The undersigned hereby revokes any other proxy or proxies heretofore given to vote or act with respect to the shares of common stock of the Company held by the undersigned, and hereby ratifies and confirms all action the herein named attorneys and proxies, their substitutes, or any of them may lawfully take by virtue hereof. If properly executed, this proxy will be voted as directed on the reverse and in the discretion of the herein named attorneys and proxies or their substitutes with respect to any other matters as may properly come before the Annual Meeting.
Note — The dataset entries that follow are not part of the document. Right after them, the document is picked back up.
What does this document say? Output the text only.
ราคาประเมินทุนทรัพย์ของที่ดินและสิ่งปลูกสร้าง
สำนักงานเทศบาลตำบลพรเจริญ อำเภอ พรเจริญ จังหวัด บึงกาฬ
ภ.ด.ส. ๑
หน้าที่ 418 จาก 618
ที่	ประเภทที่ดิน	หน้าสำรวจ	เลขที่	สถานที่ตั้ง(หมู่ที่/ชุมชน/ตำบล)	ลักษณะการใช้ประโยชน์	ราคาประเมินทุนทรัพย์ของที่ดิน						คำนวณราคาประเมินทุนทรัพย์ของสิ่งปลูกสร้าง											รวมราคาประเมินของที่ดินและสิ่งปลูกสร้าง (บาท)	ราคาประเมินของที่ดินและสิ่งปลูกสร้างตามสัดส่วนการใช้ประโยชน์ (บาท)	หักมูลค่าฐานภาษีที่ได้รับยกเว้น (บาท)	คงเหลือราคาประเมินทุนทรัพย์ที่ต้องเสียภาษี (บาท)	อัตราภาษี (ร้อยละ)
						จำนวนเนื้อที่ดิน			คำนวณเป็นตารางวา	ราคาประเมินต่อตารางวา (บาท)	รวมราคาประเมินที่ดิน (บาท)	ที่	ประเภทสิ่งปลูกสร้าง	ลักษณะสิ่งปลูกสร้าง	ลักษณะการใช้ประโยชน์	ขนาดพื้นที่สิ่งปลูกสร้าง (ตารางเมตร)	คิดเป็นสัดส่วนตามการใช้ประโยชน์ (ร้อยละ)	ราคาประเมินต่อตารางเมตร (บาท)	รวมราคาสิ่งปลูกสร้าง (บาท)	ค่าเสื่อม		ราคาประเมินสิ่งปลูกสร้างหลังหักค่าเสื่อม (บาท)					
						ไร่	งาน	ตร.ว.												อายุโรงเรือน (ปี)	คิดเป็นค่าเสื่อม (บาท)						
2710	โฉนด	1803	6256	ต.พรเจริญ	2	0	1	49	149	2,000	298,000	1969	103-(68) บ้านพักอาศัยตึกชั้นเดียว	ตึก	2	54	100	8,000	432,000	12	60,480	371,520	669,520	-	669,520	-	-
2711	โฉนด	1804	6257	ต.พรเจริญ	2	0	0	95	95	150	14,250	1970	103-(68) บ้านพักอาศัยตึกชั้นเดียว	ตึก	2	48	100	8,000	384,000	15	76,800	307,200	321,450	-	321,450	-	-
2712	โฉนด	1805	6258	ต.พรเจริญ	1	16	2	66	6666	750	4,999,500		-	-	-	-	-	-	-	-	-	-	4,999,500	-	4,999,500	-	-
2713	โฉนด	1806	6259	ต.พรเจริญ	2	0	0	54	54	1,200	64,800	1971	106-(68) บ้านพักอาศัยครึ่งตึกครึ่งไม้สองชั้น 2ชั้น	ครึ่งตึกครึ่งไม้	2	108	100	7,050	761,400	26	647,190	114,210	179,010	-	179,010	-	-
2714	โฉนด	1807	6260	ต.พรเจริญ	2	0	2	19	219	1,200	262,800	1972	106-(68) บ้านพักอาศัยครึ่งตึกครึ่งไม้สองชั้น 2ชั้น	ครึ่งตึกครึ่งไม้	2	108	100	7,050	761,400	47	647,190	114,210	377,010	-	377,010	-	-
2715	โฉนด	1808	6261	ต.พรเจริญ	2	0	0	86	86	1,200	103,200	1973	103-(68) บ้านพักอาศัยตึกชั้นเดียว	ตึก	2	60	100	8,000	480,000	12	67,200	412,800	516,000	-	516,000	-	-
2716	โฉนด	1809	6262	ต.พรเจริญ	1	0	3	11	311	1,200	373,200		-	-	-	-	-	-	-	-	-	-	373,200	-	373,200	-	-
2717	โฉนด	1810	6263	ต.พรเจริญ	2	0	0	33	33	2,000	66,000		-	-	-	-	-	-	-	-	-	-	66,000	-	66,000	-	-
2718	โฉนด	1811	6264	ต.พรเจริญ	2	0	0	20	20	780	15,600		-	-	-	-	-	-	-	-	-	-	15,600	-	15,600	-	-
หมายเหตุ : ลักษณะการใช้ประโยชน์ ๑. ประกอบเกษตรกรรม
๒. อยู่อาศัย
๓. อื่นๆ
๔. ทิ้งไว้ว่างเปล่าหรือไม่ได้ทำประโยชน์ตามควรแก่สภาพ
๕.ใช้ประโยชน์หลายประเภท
SHAREHOLDERS ARE ADVISED THAT THE COMPANY NOMINEES ARE NOT THE NOMINEES OF MS. WYNN, HAVE NOT CONSENTED TO BE NAMED IN THESE PROXY MATERIALS AND ARE THE NOMINEES OF THE COMPANY. BECAUSE THE COMPANY NOMINEES ARE NOT MS. WYNN’S NOMINEES AND HAVE NOT CONSENTED TO BE NAMED IN THIS PROXY STATEMENT, THEY ARE NOT PARTICIPANTS IN THIS SOLICITATION.

 

IF NO DIRECTION IS INDICATED WITH RESPECT TO THE PROPOSALS ON THE REVERSE, THIS PROXY WILL BE VOTED WITHHOLD WITH RESPECT TO THE ELECTION OF JOHN J. HAGENBUCH AND FOR ALL OTHER COMPANY NOMINEES, ABSTAIN ON PROPOSAL 2, AGAINST PROPOSAL 3 AND ABSTAIN ON PROPOSAL 4.

 

IMPORTANT: PLEASE SIGN, DATE AND MAIL THIS PROXY CARD PROMPTLY!

 

CONTINUED AND TO BE SIGNED ON REVERSE SIDE

 

 

 

 

BLUE PROXY CARD

 

Please mark vote as in this example

 

ELAINE P. WYNN STRONGLY RECOMMENDS THAT SHAREHOLDERS VOTE WITHHOLD WITH RESPECT TO THE ELECTION OF JOHN J. HAGENBUCH AND MAKES NO RECOMMENDATION WITH RESPECT TO THE ELECTION OF THE OTHER COMPANY NOMINEES. MS. WYNN MAKES NO RECOMMENDATION WITH RESPECT TO PROPOSAL 2, 3 OR 4.

 

1. Company Proposal: Election of Directors

 

  WITHHOLD FROM John J. Hagenbuch and FOR ALL OTHER Company Nominees
     
 

WITHHOLD FROM ALL Company Nominees

☐ 
     
 

WITHHOLD FROM John J. Hagenbuch and FOR ALL OTHER Company Nominees
except the other Company Nominee(s) written below

 

To withhold authority to vote for any other Company Nominee(s),
please write the name of the Company Nominee(s) below:

     
 

_____________________________________________

 

_____________________________________________

 

 

2. Company Proposal: To ratify the appointment of Ernst & Young LLP as the Company’s independent registered public accounting firm for the fiscal year ending December 31, 2018.
   
  ☐  FOR ☐  AGAINST ☐  ABSTAIN
       
3. Company Proposal: To approve, on a non-binding advisory basis, the compensation of the Company’s named executive officers as described in the Company’s Proxy Statement.
   
  ☐  FOR ☐  AGAINST ☐  ABSTAIN
       
4. Shareholder Proposal: To vote on a shareholder proposal requesting a political contributions report, if properly presented at the Annual Meeting.
   
  ☐  FOR ☐  AGAINST ☐  ABSTAIN

 

DATED:__________________________    
     
     
(Signature)    
     
     
(Title/Authority)    
     
     
(Signature, if Held Jointly)    

 

WHEN SHARES ARE HELD JOINTLY, JOINT OWNERS SHOULD EACH SIGN. EXECUTORS, ADMINISTRATORS, TRUSTEES, ETC., SHOULD INDICATE THE CAPACITY IN WHICH SIGNING. PLEASE SIGN EXACTLY AS NAME APPEARS ON THIS PROXY.